= Maternity Choices Australia =

Maternity Choices Australia, formerly the Maternity Coalition is an Australian advocacy group which aims to improve the provision of maternity services to parents. It consists of individuals as well as other non-government organisations.

==Philosophy==
The Maternity Coalition:

- encourages a woman-centred approach to the birth process;
- regard pregnancy and childbirth as normal physiological processes, not illnesses;
- stresses the social, cultural and psychological factors influencing childbirth;
- supports midwives as the primary caregivers for women in normal birth;
- emphasises women's rights to make informed choices about their caregiver and place of birth;
- promotes continuous assessment and critical evaluation of technologies used in maternity care;
- supports the development of services sensitive to women's varied cultural and physical needs.

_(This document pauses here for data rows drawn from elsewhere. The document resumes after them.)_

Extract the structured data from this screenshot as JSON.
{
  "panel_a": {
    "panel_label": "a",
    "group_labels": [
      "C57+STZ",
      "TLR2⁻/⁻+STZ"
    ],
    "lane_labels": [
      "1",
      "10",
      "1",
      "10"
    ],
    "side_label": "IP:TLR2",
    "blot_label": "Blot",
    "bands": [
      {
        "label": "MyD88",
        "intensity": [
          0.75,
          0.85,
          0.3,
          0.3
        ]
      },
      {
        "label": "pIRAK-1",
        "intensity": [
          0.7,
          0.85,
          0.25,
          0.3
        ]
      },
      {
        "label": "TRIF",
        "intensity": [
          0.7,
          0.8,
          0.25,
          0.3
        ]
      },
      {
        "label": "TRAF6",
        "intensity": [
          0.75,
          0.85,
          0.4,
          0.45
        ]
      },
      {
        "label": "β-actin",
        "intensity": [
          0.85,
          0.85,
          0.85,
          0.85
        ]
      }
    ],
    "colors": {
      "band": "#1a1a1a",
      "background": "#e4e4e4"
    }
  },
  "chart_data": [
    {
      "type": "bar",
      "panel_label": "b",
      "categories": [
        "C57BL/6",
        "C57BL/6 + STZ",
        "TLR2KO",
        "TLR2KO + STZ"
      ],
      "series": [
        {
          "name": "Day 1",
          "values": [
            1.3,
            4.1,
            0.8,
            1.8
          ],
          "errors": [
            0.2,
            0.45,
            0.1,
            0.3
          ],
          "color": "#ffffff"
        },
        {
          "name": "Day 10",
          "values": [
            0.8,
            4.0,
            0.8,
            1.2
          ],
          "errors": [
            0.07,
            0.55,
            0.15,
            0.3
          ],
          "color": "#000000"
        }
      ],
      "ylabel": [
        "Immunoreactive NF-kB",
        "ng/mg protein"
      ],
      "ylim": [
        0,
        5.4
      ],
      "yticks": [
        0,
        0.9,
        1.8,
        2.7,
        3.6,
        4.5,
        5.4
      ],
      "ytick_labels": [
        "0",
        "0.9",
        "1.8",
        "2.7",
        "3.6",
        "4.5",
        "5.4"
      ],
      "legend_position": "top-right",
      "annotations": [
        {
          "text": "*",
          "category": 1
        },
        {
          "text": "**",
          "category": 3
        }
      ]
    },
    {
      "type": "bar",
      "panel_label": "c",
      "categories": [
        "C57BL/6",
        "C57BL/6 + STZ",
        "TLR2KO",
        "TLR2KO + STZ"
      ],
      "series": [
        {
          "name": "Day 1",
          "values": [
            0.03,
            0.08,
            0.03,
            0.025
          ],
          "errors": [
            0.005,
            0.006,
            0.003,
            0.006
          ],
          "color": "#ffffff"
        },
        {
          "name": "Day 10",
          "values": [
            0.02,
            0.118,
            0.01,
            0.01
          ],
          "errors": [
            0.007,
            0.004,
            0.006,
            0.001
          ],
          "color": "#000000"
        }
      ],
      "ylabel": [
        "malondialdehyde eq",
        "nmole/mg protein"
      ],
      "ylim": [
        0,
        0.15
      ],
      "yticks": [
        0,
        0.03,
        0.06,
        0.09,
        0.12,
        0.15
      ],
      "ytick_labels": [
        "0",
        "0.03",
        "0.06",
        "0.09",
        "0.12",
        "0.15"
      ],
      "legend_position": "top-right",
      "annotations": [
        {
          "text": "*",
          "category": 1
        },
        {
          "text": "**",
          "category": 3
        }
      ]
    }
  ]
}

Its statement seeking political reform of maternity services is outlined in the National Maternity Action Plan which was prepared by The Maternity Coalition in 2002.

==Membership==
As an umbrella organization it has institutional members from all States and Territories as well as individuals.
- Friends of the Birth Centre, Canberra
- Friends of the Birth Centre, Mackay
- Australian College of Midwives

Individual founding members include:
- Kerreen Reiger

==Presidents==
===National===
- Robyn Payne 1998-2000
- Dr Barbara Vernon 2001 - 2003
- Justine Caines 2003 - 2005
- Leslie Arnott, 2006
- Cas McCulloch, 2007
- Louise Hartley, 2008
- Lisa Metcalfe, 2009-2010
- Ann Catchlove, 2010

===Queensland===
- Bruce Teakle 2002 - incumbent

===ACT===
- Ingrid McKenzie 2003 - incumbent

==Journal==
It publishes a quarterly journal entitled Birth Matters.